El sponsor optó por el cebiche con leche de tigre y camote caramelizado, muy lejano del estilo peruano, aunque llevaba ingredientes similares como los granos tostados de maíz o la cebolla morada, nada que arranque suspiros, le faltó esa agresividad cítrica que da pertenencia al pescado.
El tercer acto llegó con mayor contundencia: un pulpo con mollejas de ternera.
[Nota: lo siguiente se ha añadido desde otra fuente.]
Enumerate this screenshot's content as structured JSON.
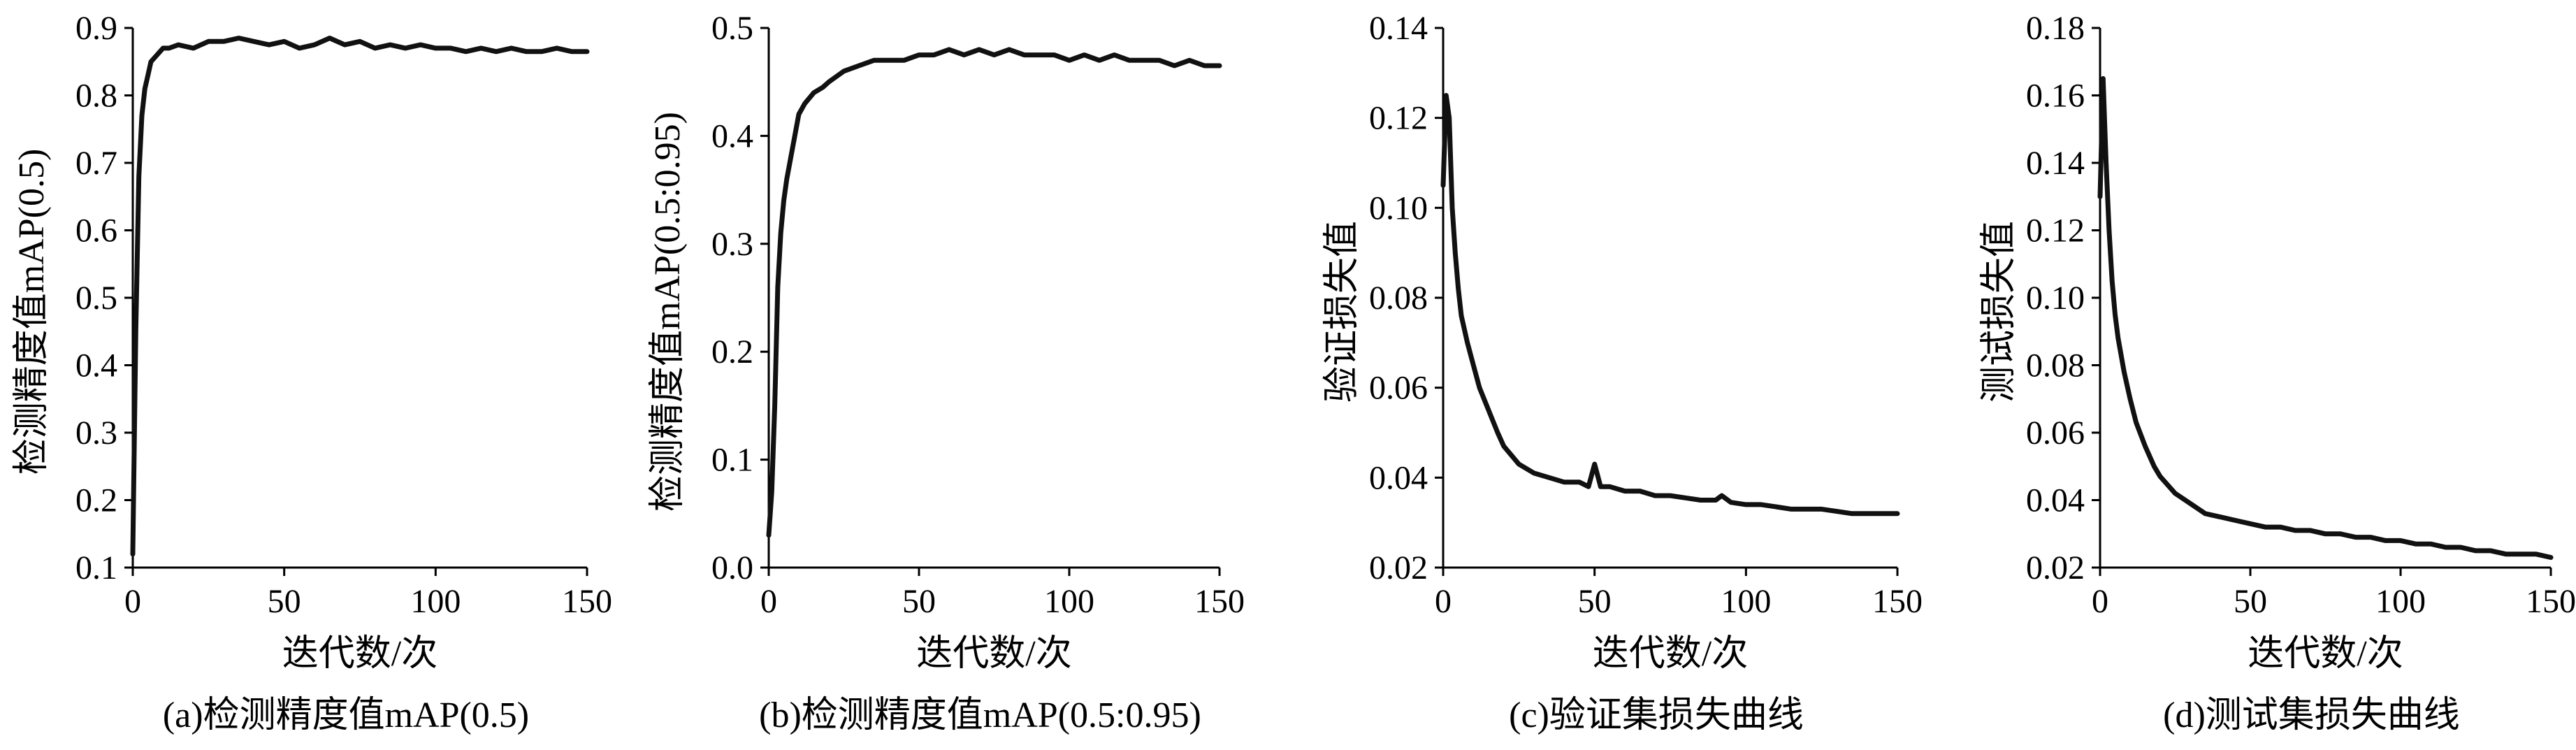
{
  "chart_data": [
    {
      "type": "line",
      "caption": "(a)检测精度值mAP(0.5)",
      "xlabel": "迭代数/次",
      "ylabel": "检测精度值mAP(0.5)",
      "xlim": [
        0,
        150
      ],
      "ylim": [
        0.1,
        0.9
      ],
      "xticks": [
        "0",
        "50",
        "100",
        "150"
      ],
      "yticks": [
        "0.1",
        "0.2",
        "0.3",
        "0.4",
        "0.5",
        "0.6",
        "0.7",
        "0.8",
        "0.9"
      ],
      "grid": false,
      "series": [
        {
          "x": [
            0,
            1,
            2,
            3,
            4,
            5,
            6,
            8,
            10,
            12,
            15,
            20,
            25,
            30,
            35,
            40,
            45,
            50,
            55,
            60,
            65,
            70,
            75,
            80,
            85,
            90,
            95,
            100,
            105,
            110,
            115,
            120,
            125,
            130,
            135,
            140,
            145,
            150
          ],
          "y": [
            0.12,
            0.45,
            0.68,
            0.77,
            0.81,
            0.83,
            0.85,
            0.86,
            0.87,
            0.87,
            0.875,
            0.87,
            0.88,
            0.88,
            0.885,
            0.88,
            0.875,
            0.88,
            0.87,
            0.875,
            0.885,
            0.875,
            0.88,
            0.87,
            0.875,
            0.87,
            0.875,
            0.87,
            0.87,
            0.865,
            0.87,
            0.865,
            0.87,
            0.865,
            0.865,
            0.87,
            0.865,
            0.865
          ]
        }
      ]
    },
    {
      "type": "line",
      "caption": "(b)检测精度值mAP(0.5:0.95)",
      "xlabel": "迭代数/次",
      "ylabel": "检测精度值mAP(0.5:0.95)",
      "xlim": [
        0,
        150
      ],
      "ylim": [
        0.0,
        0.5
      ],
      "xticks": [
        "0",
        "50",
        "100",
        "150"
      ],
      "yticks": [
        "0.0",
        "0.1",
        "0.2",
        "0.3",
        "0.4",
        "0.5"
      ],
      "grid": false,
      "series": [
        {
          "x": [
            0,
            1,
            2,
            3,
            4,
            5,
            6,
            8,
            10,
            12,
            15,
            18,
            20,
            25,
            30,
            35,
            40,
            45,
            50,
            55,
            60,
            65,
            70,
            75,
            80,
            85,
            90,
            95,
            100,
            105,
            110,
            115,
            120,
            125,
            130,
            135,
            140,
            145,
            150
          ],
          "y": [
            0.03,
            0.07,
            0.15,
            0.26,
            0.31,
            0.34,
            0.36,
            0.39,
            0.42,
            0.43,
            0.44,
            0.445,
            0.45,
            0.46,
            0.465,
            0.47,
            0.47,
            0.47,
            0.475,
            0.475,
            0.48,
            0.475,
            0.48,
            0.475,
            0.48,
            0.475,
            0.475,
            0.475,
            0.47,
            0.475,
            0.47,
            0.475,
            0.47,
            0.47,
            0.47,
            0.465,
            0.47,
            0.465,
            0.465
          ]
        }
      ]
    },
    {
      "type": "line",
      "caption": "(c)验证集损失曲线",
      "xlabel": "迭代数/次",
      "ylabel": "验证损失值",
      "xlim": [
        0,
        150
      ],
      "ylim": [
        0.02,
        0.14
      ],
      "xticks": [
        "0",
        "50",
        "100",
        "150"
      ],
      "yticks": [
        "0.02",
        "0.04",
        "0.06",
        "0.08",
        "0.10",
        "0.12",
        "0.14"
      ],
      "grid": false,
      "series": [
        {
          "x": [
            0,
            1,
            2,
            3,
            4,
            5,
            6,
            8,
            10,
            12,
            15,
            18,
            20,
            25,
            30,
            35,
            40,
            45,
            48,
            50,
            52,
            55,
            60,
            65,
            70,
            75,
            80,
            85,
            90,
            92,
            95,
            100,
            105,
            110,
            115,
            120,
            125,
            130,
            135,
            140,
            145,
            150
          ],
          "y": [
            0.105,
            0.125,
            0.12,
            0.1,
            0.09,
            0.082,
            0.076,
            0.07,
            0.065,
            0.06,
            0.055,
            0.05,
            0.047,
            0.043,
            0.041,
            0.04,
            0.039,
            0.039,
            0.038,
            0.043,
            0.038,
            0.038,
            0.037,
            0.037,
            0.036,
            0.036,
            0.0355,
            0.035,
            0.035,
            0.036,
            0.0345,
            0.034,
            0.034,
            0.0335,
            0.033,
            0.033,
            0.033,
            0.0325,
            0.032,
            0.032,
            0.032,
            0.032
          ]
        }
      ]
    },
    {
      "type": "line",
      "caption": "(d)测试集损失曲线",
      "xlabel": "迭代数/次",
      "ylabel": "测试损失值",
      "xlim": [
        0,
        150
      ],
      "ylim": [
        0.02,
        0.18
      ],
      "xticks": [
        "0",
        "50",
        "100",
        "150"
      ],
      "yticks": [
        "0.02",
        "0.04",
        "0.06",
        "0.08",
        "0.10",
        "0.12",
        "0.14",
        "0.16",
        "0.18"
      ],
      "grid": false,
      "series": [
        {
          "x": [
            0,
            1,
            2,
            3,
            4,
            5,
            6,
            8,
            10,
            12,
            15,
            18,
            20,
            25,
            30,
            35,
            40,
            45,
            50,
            55,
            60,
            65,
            70,
            75,
            80,
            85,
            90,
            95,
            100,
            105,
            110,
            115,
            120,
            125,
            130,
            135,
            140,
            145,
            150
          ],
          "y": [
            0.13,
            0.165,
            0.14,
            0.12,
            0.105,
            0.095,
            0.088,
            0.078,
            0.07,
            0.063,
            0.056,
            0.05,
            0.047,
            0.042,
            0.039,
            0.036,
            0.035,
            0.034,
            0.033,
            0.032,
            0.032,
            0.031,
            0.031,
            0.03,
            0.03,
            0.029,
            0.029,
            0.028,
            0.028,
            0.027,
            0.027,
            0.026,
            0.026,
            0.025,
            0.025,
            0.024,
            0.024,
            0.024,
            0.023
          ]
        }
      ]
    }
  ]
}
Esta extraña coincidencia en un mismo plato me sorprendió favorablemente.
El pulpo estaba en ese punto exacto que tantos prometen y pocos logran: firme, pero sin resistencia al diente, mientras que las mollejas, doradas, crujientes, casi insolentes.
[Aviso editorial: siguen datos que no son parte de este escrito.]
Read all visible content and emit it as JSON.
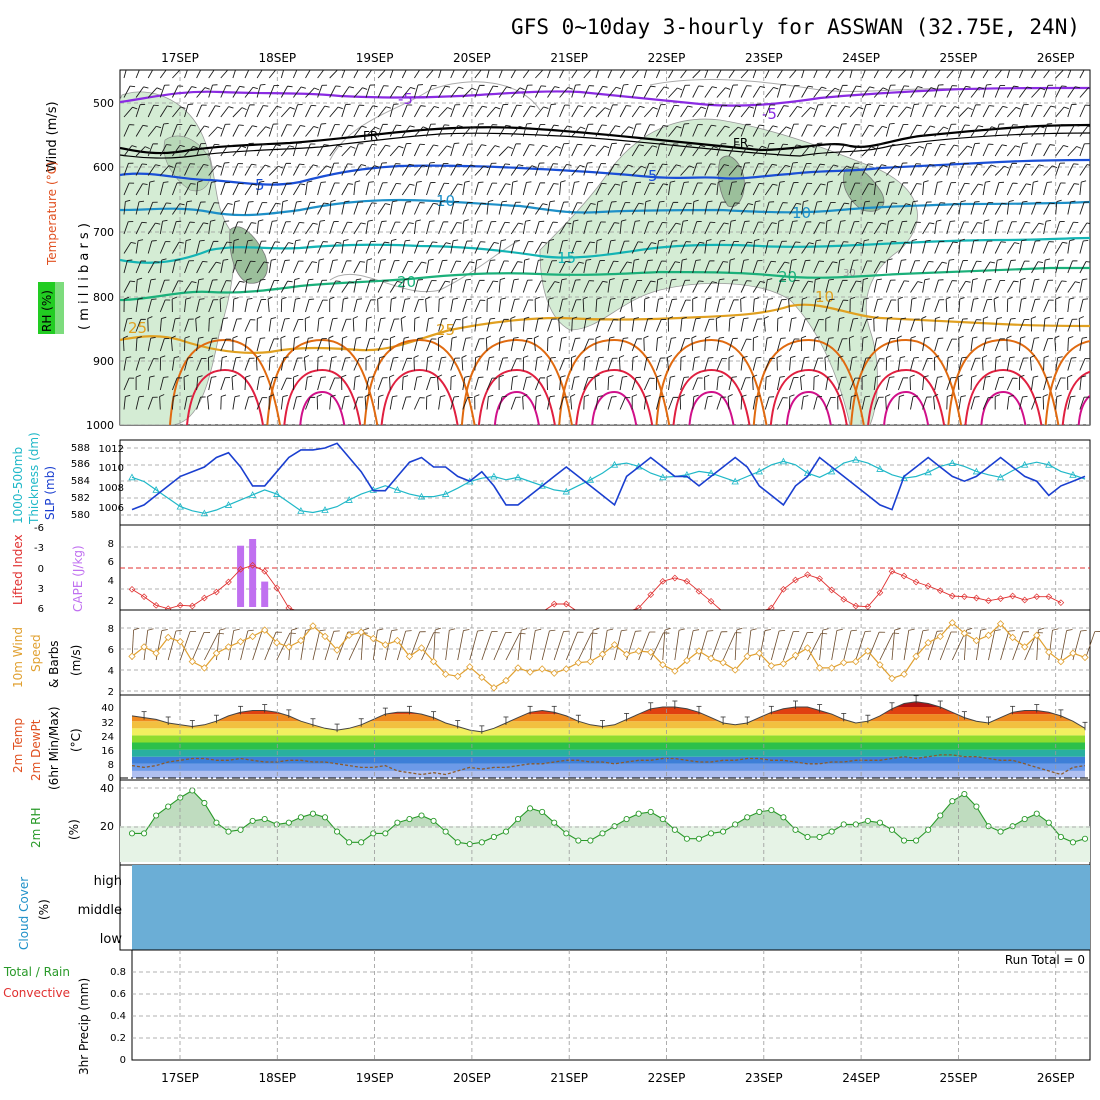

El toque salino que hace referencia marina se lo brindó la salicornia, mientras que el rábano sandía le aportó frescura y un ligero dulzor fue obra de una salsa melosa que envolvía todo con una sensualidad golosa.
Y entonces aparece la milanesa de cerdo, crocante, dorada que provoca una satisfacción inmediata al Glotón Fisgón que se fija en esos mínimos detalles. La salsa romesco que la acompaña aporta profundidad y los encurtidos de cebolla, zanahoria y espárragos fueron el toque definitivo para cortar la grasa con precisión de alquimista.
Favor de no molestar
Entre plato y plato, el servicio fluyó sin invadir. Nadie interrumpe, nadie explica de más. Aquí no hay clases magistrales sobre el origen del ingrediente. Vaya tampoco hay un sommelier que te desvele los misterios de su complicada carta de vinos Guadalupanos.
Gracias a que el sponsor echó a andar su cultura enológica nos pudimos beber un vino de uvas mourvedre con shiraz llamado Pedregal, de San Antonio de las Minas que maridó a la perfección con este rompecabezas culinario.
Al salir, la noche había llegado y con ella múltiples extranjeros encaminados por la recomendación de la Guía Michelin ya ocupaban las mesas de este recinto donde dar de comer sigue siendo su vocación, sin educar ni impresionar al comensal, solamente demostrando que saben cocinar.